L’économie européenne ne pourra pas être immunisée contre un choc économique aux USA, et notamment l’économie allemande fortement exportatrice. L’envolée des taux américains a eu pour effet de dévaluer l’euro par rapport au dollar qui s’est apprécié contre toutes les devises, et risque de créer des crises graves de liquidités dans les pays émergents. Déjà, la devise mexicaine a dévalué de 17% depuis le début de l’année et la devise brésilienne accuse le coup.

Il est donc impératif, non seulement de garder, mais renforcer la coopération entre les deux blocs européen et américain pour éviter une crise systémique. La relance des infrastructures américaines est porteuse d’un potentiel d’exportation de biens et services qui sont l’apanage de l’Europe.

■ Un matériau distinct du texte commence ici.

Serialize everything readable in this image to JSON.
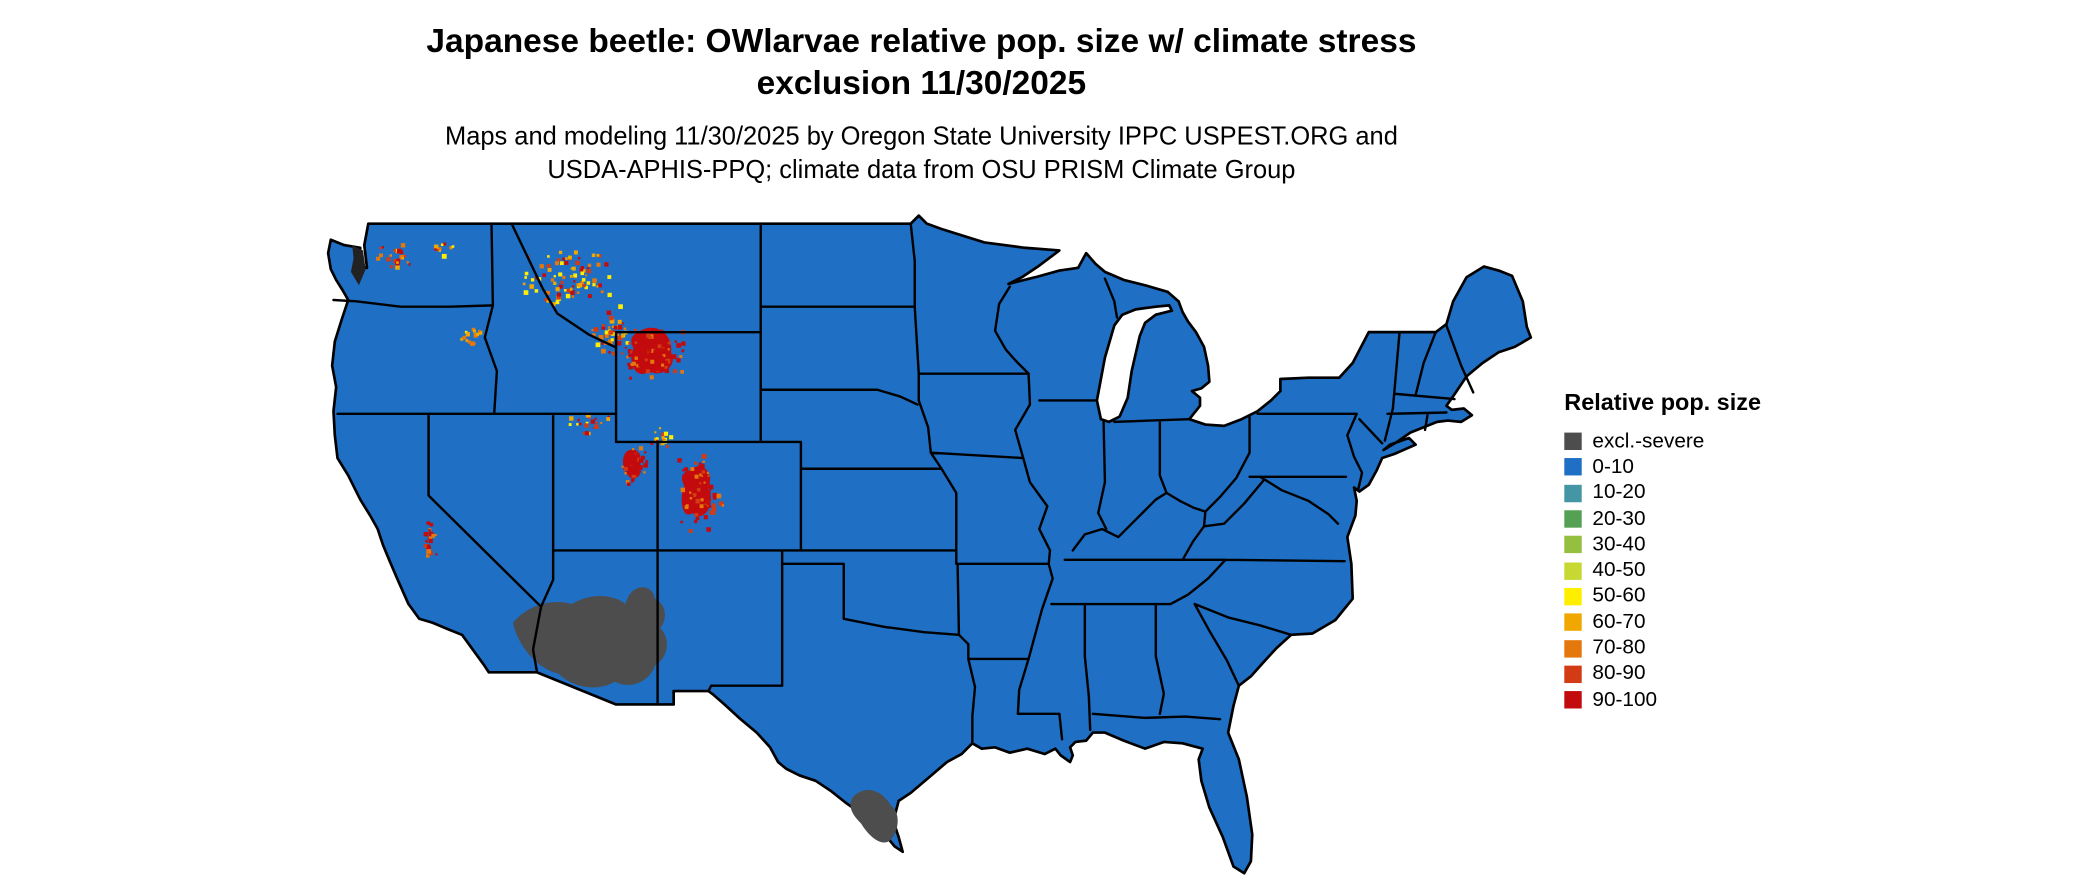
{
  "title": {
    "line1": "Japanese beetle: OWlarvae relative pop. size w/ climate stress",
    "line2": "exclusion 11/30/2025"
  },
  "subtitle": {
    "line1": "Maps and modeling 11/30/2025 by Oregon State University IPPC USPEST.ORG and",
    "line2": "USDA-APHIS-PPQ; climate data from OSU PRISM Climate Group"
  },
  "legend": {
    "title": "Relative pop. size",
    "items": [
      {
        "label": "excl.-severe",
        "color": "#4d4d4d"
      },
      {
        "label": "0-10",
        "color": "#1f6fc5"
      },
      {
        "label": "10-20",
        "color": "#4596a5"
      },
      {
        "label": "20-30",
        "color": "#55a154"
      },
      {
        "label": "30-40",
        "color": "#94bf3f"
      },
      {
        "label": "40-50",
        "color": "#c8d832"
      },
      {
        "label": "50-60",
        "color": "#ffee00"
      },
      {
        "label": "60-70",
        "color": "#f0a800"
      },
      {
        "label": "70-80",
        "color": "#e5780c"
      },
      {
        "label": "80-90",
        "color": "#d23b14"
      },
      {
        "label": "90-100",
        "color": "#c30b0e"
      }
    ]
  },
  "map": {
    "base_fill_label": "0-10",
    "base_fill_color": "#1f6fc5",
    "border_color": "#000000",
    "excluded_regions": [
      "southern Arizona / southeastern California",
      "south Texas",
      "Puget Sound area"
    ],
    "hotspot_regions": [
      "Idaho panhandle / western Montana",
      "Yellowstone / Bighorn Wyoming",
      "Wasatch Utah",
      "Colorado Rockies",
      "California Sierra",
      "Washington Cascades",
      "northeast Oregon"
    ]
  }
}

Pour le moment, le problème le plus urgent pour l’Europe est de faire face au Brexit qui ne finit pas de faire des vagues où la meilleure solution est un retour par un chemin détourné du Royaume-Uni dans le giron de l’Europe, du type association à la norvégienne sauvant la face à tout le monde. Le Luxembourg est bien placé pour profiter du Brexit en tant que place financière. Si on ne voit pas les grandes banques débarquer en masse dans le Grand-Duché, des fonctions entières de back/middle-offices pourraient s’y implanter dans un cadre très favorable et une expertise incontestée. Le Luxembourg affirme sa réputation de grande stabilité et de liberté dans la conduite des affaires et ses excellents infrastructures et potentiels de développement immobilier permettent d’accueillir la finance et les groupes internationaux.